O como dijo Correa: «Si Estados Unidos quisiera en realidad combatir el narcotráfico, secuestrarían a Daniel Noboa: la droga sale en cajas de banano, no en cajas de Maduro».
OTRO «CLON» trumpista en Sudamérica
Sin embargo, pese a todas las evidencias que mezclan a Noboa con el tráfico de drogas, Trump no le ha colgado el cartelito de «narcopresidente», pues este se ha unido a Estados Unidos en los ataques a las llamadas «narcolanchas», que han costado la vida a más de un centenar de hombres en aguas del Caribe y el Pacífico. Por otro lado, el mandatario ecuatoriano ha declarado una guerra de aranceles a la vecina Colombia, imitando al inquilino de la Casa Blanca, en su «guerra sin balas», para lograr el control hegemónico del comercio mundial, en su enfrentamiento geopolítico con China.
Sin dudas, estamos en presencia de otro «clon» trumpista en Sudamérica, que ahora compite con su par argentino Javier Milei en esos menesteres, protegido por el magnate republicano de Washington, lo que pone de manifiesto el doble rasero de la política exterior de EE.UU.en América Latina, pues mientras Trump y su Secretario de Estado, Marco Rubio, impulsan la acusación por narcoterrorismo contra Maduro, el presidente legítimo de Venezuela, al mismo tiempo ofrecen respaldo y protección a otros mandatarios y expresidentes de la región, como Juan Orlando Hernández (Honduras), Álvaro Uribe (Colombia) y Nayib Bukele (El Salvador), quienes enfrentan graves denuncias de vínculos con el narcotráfico y el crimen organizado.
EL QUE LA HACE, LA PAGA
El acercamiento absoluto a Washington, repicando actuaciones del rubito de la Casa Blanca, le ha pasado la cuenta a Noboa. El más estrepitoso fracaso lo sufrió en el referéndum de noviembre de 2025, con el triunfo del NO en el principal aspecto a lograr: permitir la presencia ampliada de fuerzas militares extranjeras (de Estados Unidos), en el país suramericano, para lo cual se debía reformar la Constitución, aprobada en 2008 durante el gobierno de Correa, que eliminó la base militar estadounidense en Manta.
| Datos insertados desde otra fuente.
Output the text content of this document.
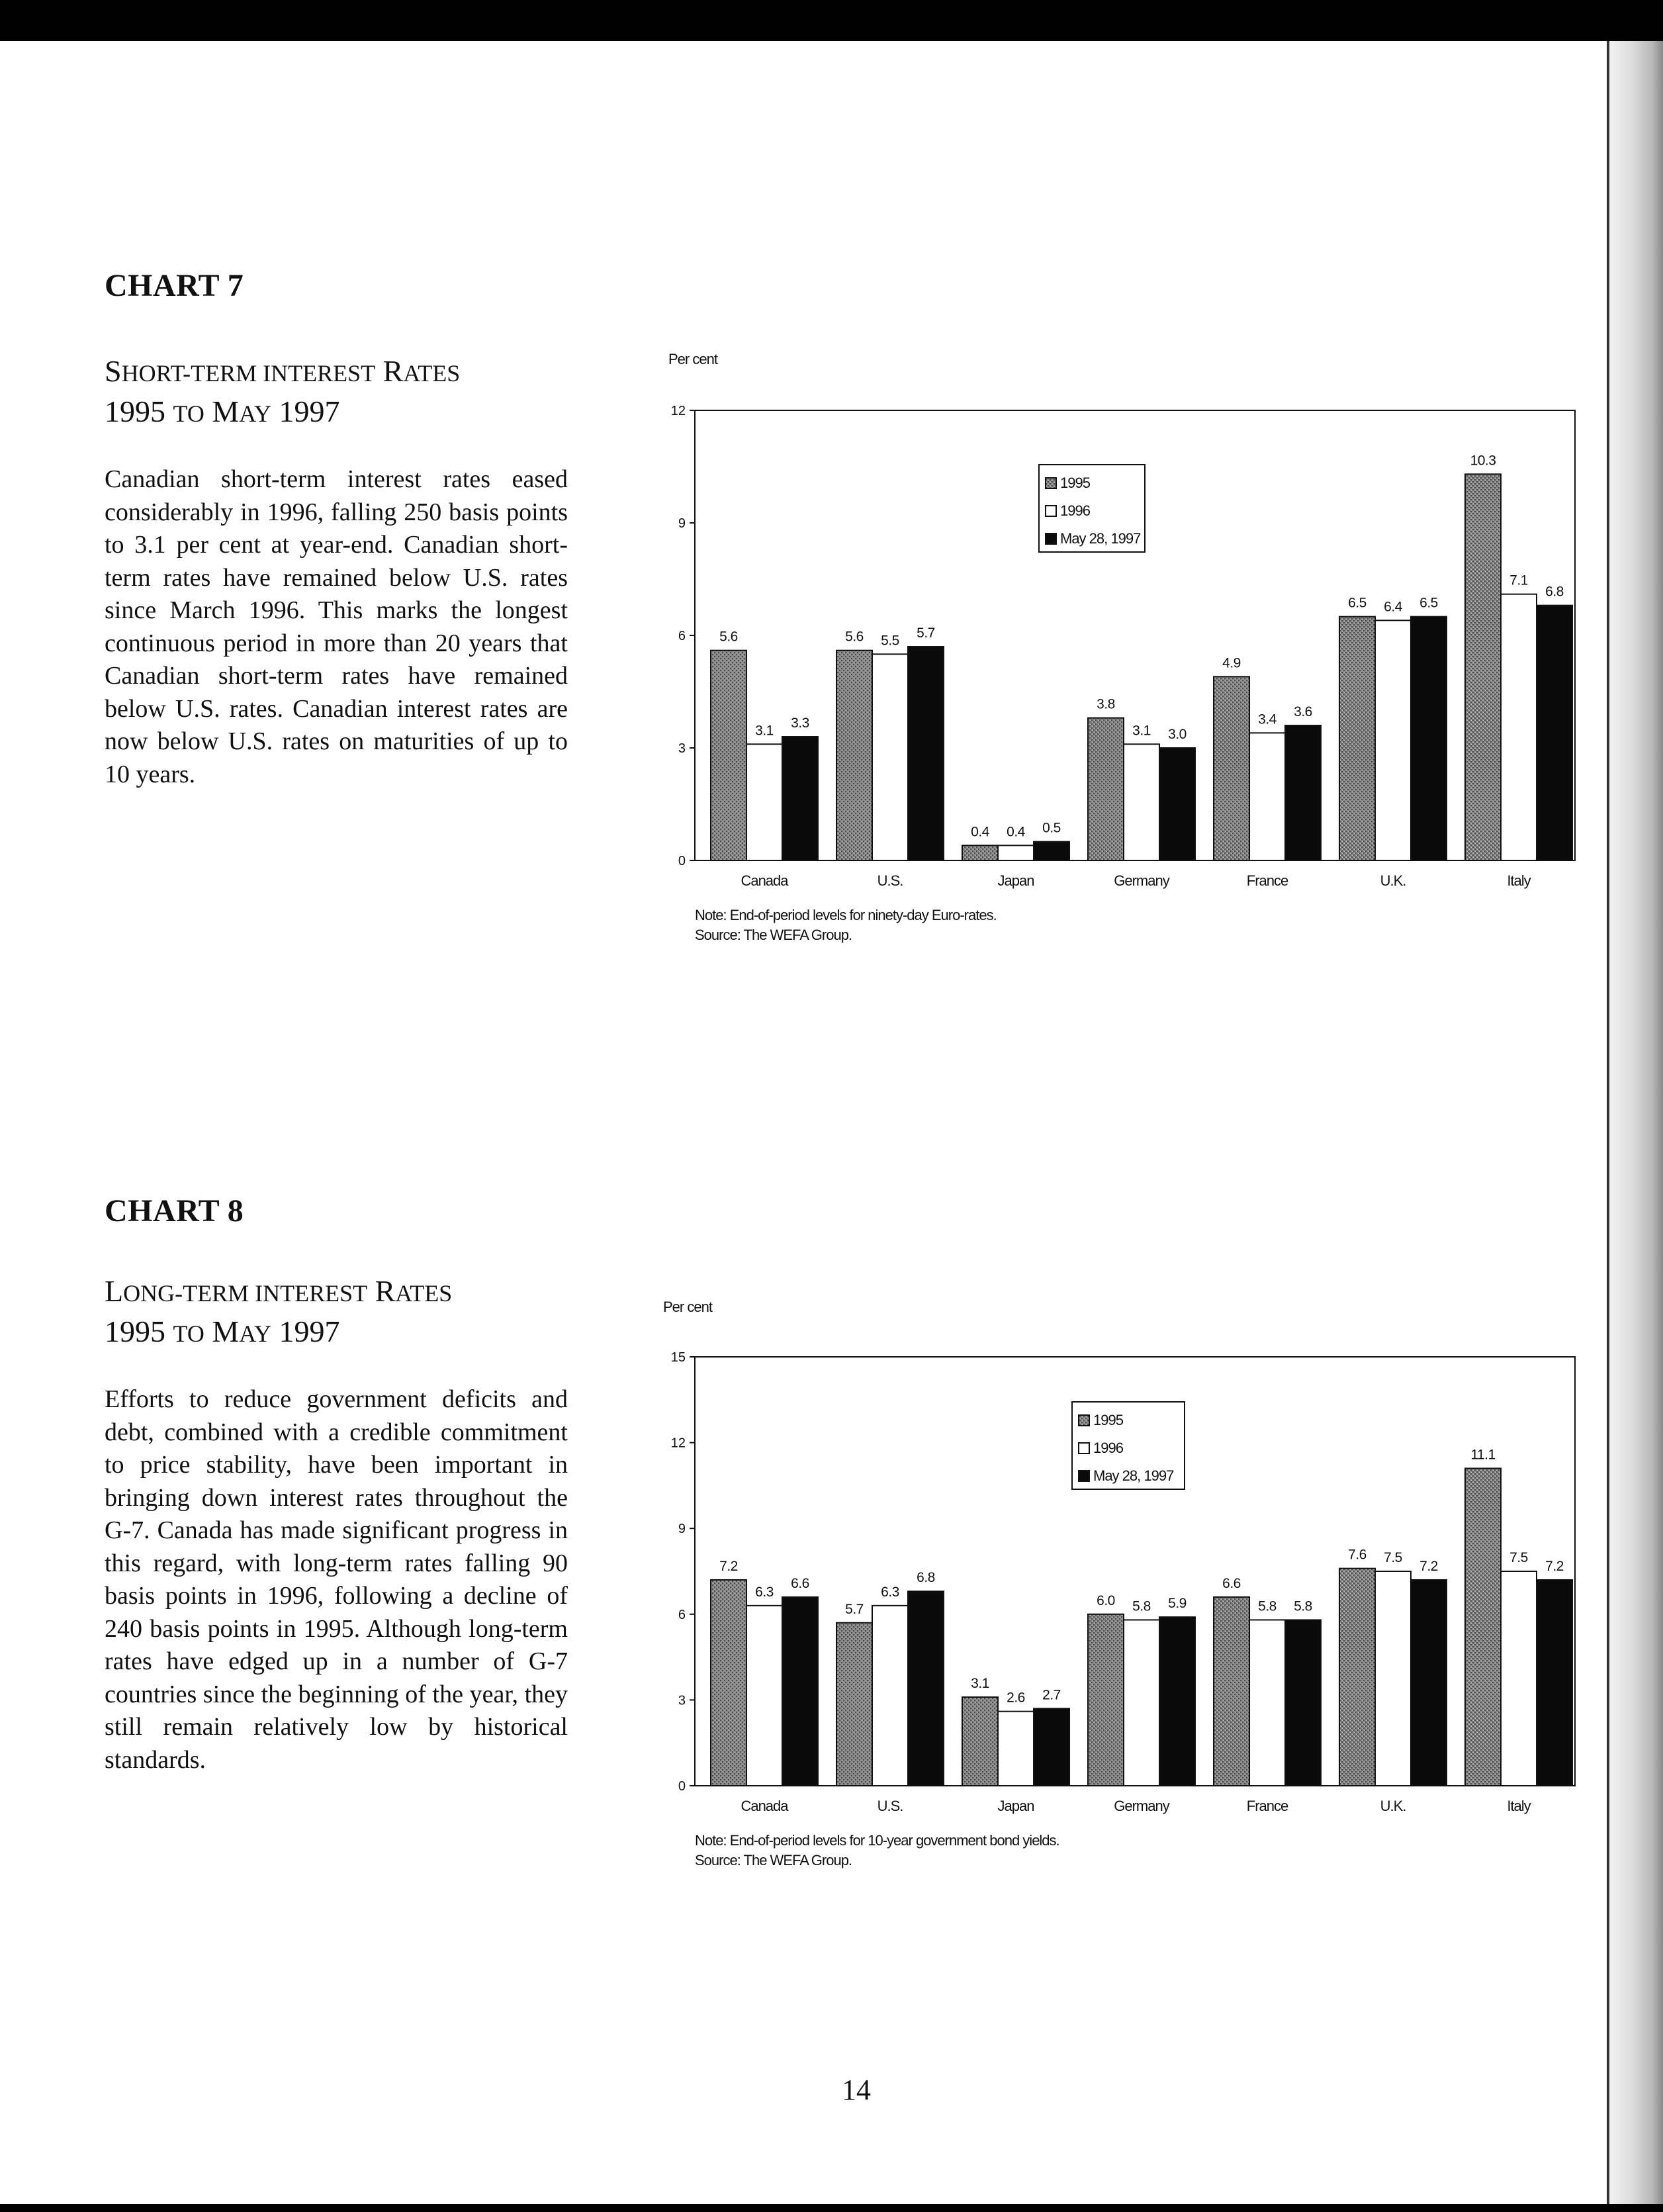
CHART 7
SHORT-TERM INTEREST RATES
1995 TO MAY 1997
Canadian short-term interest rates eased considerably in 1996, falling 250 basis points to 3.1 per cent at year-end. Canadian short-term rates have remained below U.S. rates since March 1996. This marks the longest continuous period in more than 20 years that Canadian short-term rates have remained below U.S. rates. Canadian interest rates are now below U.S. rates on maturities of up to 10 years.
Per cent
0
3
6
9
12
5.6
3.1 3.3
Canada
5.6 5.5 5.7
U.S.
0.4 0.4 0.5
Japan
3.8
3.1 3.0
Germany
4.9
3.4 3.6
France
6.5 6.4 6.5
U.K.
10.3
7.1
6.8
Italy
1995
1996
May 28, 1997
Note: End-of-period levels for ninety-day Euro-rates.
Source: The WEFA Group.
CHART 8
LONG-TERM INTEREST RATES
1995 TO MAY 1997
Efforts to reduce government deficits and debt, combined with a credible commitment to price stability, have been important in bringing down interest rates throughout the G-7. Canada has made significant progress in this regard, with long-term rates falling 90 basis points in 1996, following a decline of 240 basis points in 1995. Although long-term rates have edged up in a number of G-7 countries since the beginning of the year, they still remain relatively low by historical standards.
Per cent
0
3
6
9
12
15
7.2
6.3
6.6
Canada
5.7
6.3
6.8
U.S.
3.1
2.6 2.7
Japan
6.0 5.8 5.9
Germany
6.6
5.8 5.8
France
7.6 7.5
7.2
U.K.
11.1
7.5
7.2
Italy
1995
1996
May 28, 1997
Note: End-of-period levels for 10-year government bond yields.
Source: The WEFA Group.
14
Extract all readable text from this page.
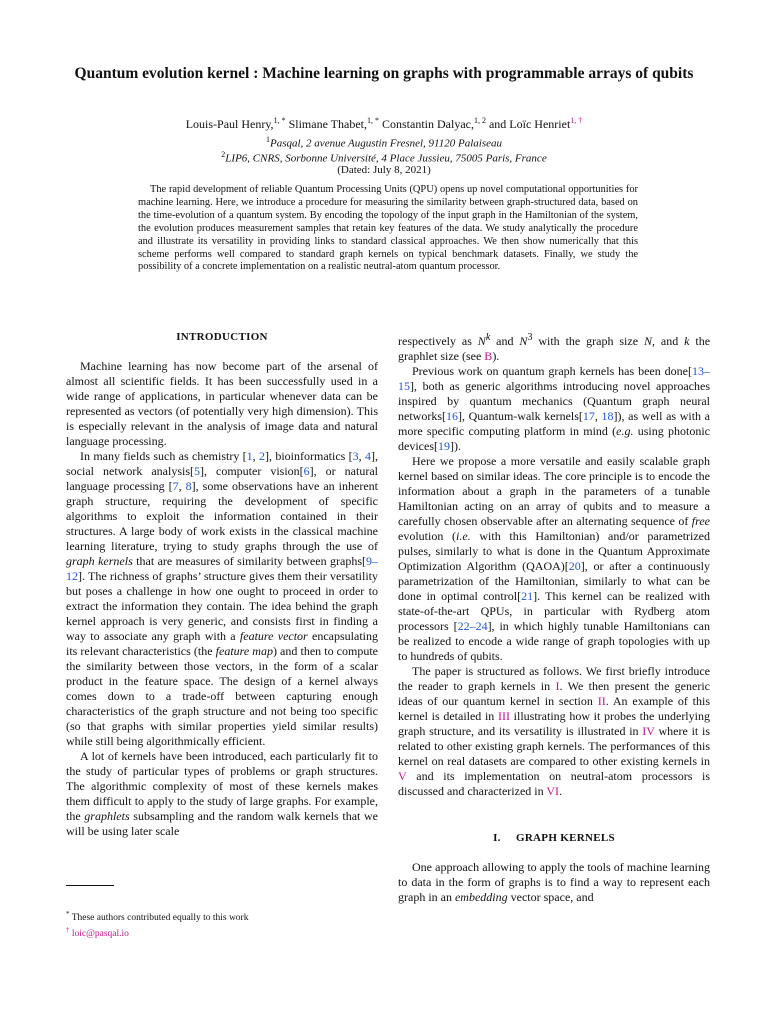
Quantum evolution kernel : Machine learning on graphs with programmable arrays of qubits
Louis-Paul Henry,$^{1, *}$ Slimane Thabet,$^{1, *}$ Constantin Dalyac,$^{1, 2}$ and Loïc Henriet$^{1, \dagger}$
$^1$Pasqal, 2 avenue Augustin Fresnel, 91120 Palaiseau
$^2$LIP6, CNRS, Sorbonne Université, 4 Place Jussieu, 75005 Paris, France
(Dated: July 8, 2021)
The rapid development of reliable Quantum Processing Units (QPU) opens up novel computational opportunities for machine learning. Here, we introduce a procedure for measuring the similarity between graph-structured data, based on the time-evolution of a quantum system. By encoding the topology of the input graph in the Hamiltonian of the system, the evolution produces measurement samples that retain key features of the data. We study analytically the procedure and illustrate its versatility in providing links to standard classical approaches. We then show numerically that this scheme performs well compared to standard graph kernels on typical benchmark datasets. Finally, we study the possibility of a concrete implementation on a realistic neutral-atom quantum processor.
INTRODUCTION

Machine learning has now become part of the arsenal of almost all scientific fields. It has been successfully used in a wide range of applications, in particular whenever data can be represented as vectors (of potentially very high dimension). This is especially relevant in the analysis of image data and natural language processing.

In many fields such as chemistry [1, 2], bioinformatics [3, 4], social network analysis[5], computer vision[6], or natural language processing [7, 8], some observations have an inherent graph structure, requiring the development of specific algorithms to exploit the information contained in their structures. A large body of work exists in the classical machine learning literature, trying to study graphs through the use of graph kernels that are measures of similarity between graphs[9–12]. The richness of graphs’ structure gives them their versatility but poses a challenge in how one ought to proceed in order to extract the information they contain. The idea behind the graph kernel approach is very generic, and consists first in finding a way to associate any graph with a feature vector encapsulating its relevant characteristics (the feature map) and then to compute the similarity between those vectors, in the form of a scalar product in the feature space. The design of a kernel always comes down to a trade-off between capturing enough characteristics of the graph structure and not being too specific (so that graphs with similar properties yield similar results) while still being algorithmically efficient.

A lot of kernels have been introduced, each particularly fit to the study of particular types of problems or graph structures. The algorithmic complexity of most of these kernels makes them difficult to apply to the study of large graphs. For example, the graphlets subsampling and the random walk kernels that we will be using later scale

respectively as $N^k$ and $N^3$ with the graph size N, and k the graphlet size (see B).

Previous work on quantum graph kernels has been done[13–15], both as generic algorithms introducing novel approaches inspired by quantum mechanics (Quantum graph neural networks[16], Quantum-walk kernels[17, 18]), as well as with a more specific computing platform in mind (e.g. using photonic devices[19]).

Here we propose a more versatile and easily scalable graph kernel based on similar ideas. The core principle is to encode the information about a graph in the parameters of a tunable Hamiltonian acting on an array of qubits and to measure a carefully chosen observable after an alternating sequence of free evolution (i.e. with this Hamiltonian) and/or parametrized pulses, similarly to what is done in the Quantum Approximate Optimization Algorithm (QAOA)[20], or after a continuously parametrization of the Hamiltonian, similarly to what can be done in optimal control[21]. This kernel can be realized with state-of-the-art QPUs, in particular with Rydberg atom processors [22–24], in which highly tunable Hamiltonians can be realized to encode a wide range of graph topologies with up to hundreds of qubits.

The paper is structured as follows. We first briefly introduce the reader to graph kernels in I. We then present the generic ideas of our quantum kernel in section II. An example of this kernel is detailed in III illustrating how it probes the underlying graph structure, and its versatility is illustrated in IV where it is related to other existing graph kernels. The performances of this kernel on real datasets are compared to other existing kernels in V and its implementation on neutral-atom processors is discussed and characterized in VI.

I.     GRAPH KERNELS

One approach allowing to apply the tools of machine learning to data in the form of graphs is to find a way to represent each graph in an embedding vector space, and

* These authors contributed equally to this work
† loic@pasqal.io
El costo del «matrimonio político» con Washington se reflejó en una encuesta publicada en agosto de 2025, por la «CB Consultora», la cual ubicó a Noboa con apenas 46,8 % de aprobación, 15,7 puntos menos que al inicio de su gestión. Según esos datos, la pérdida de respaldo se atribuye a la inseguridad, el desempleo, la falta de inversión pública y la desigualdad social, que han marcado su mandato, los mismos problemas que prometió resolver cuando ocupó el sillón presidencial en el Palacio de Carondelet.
*Periodista cubana. Analista de política internacional.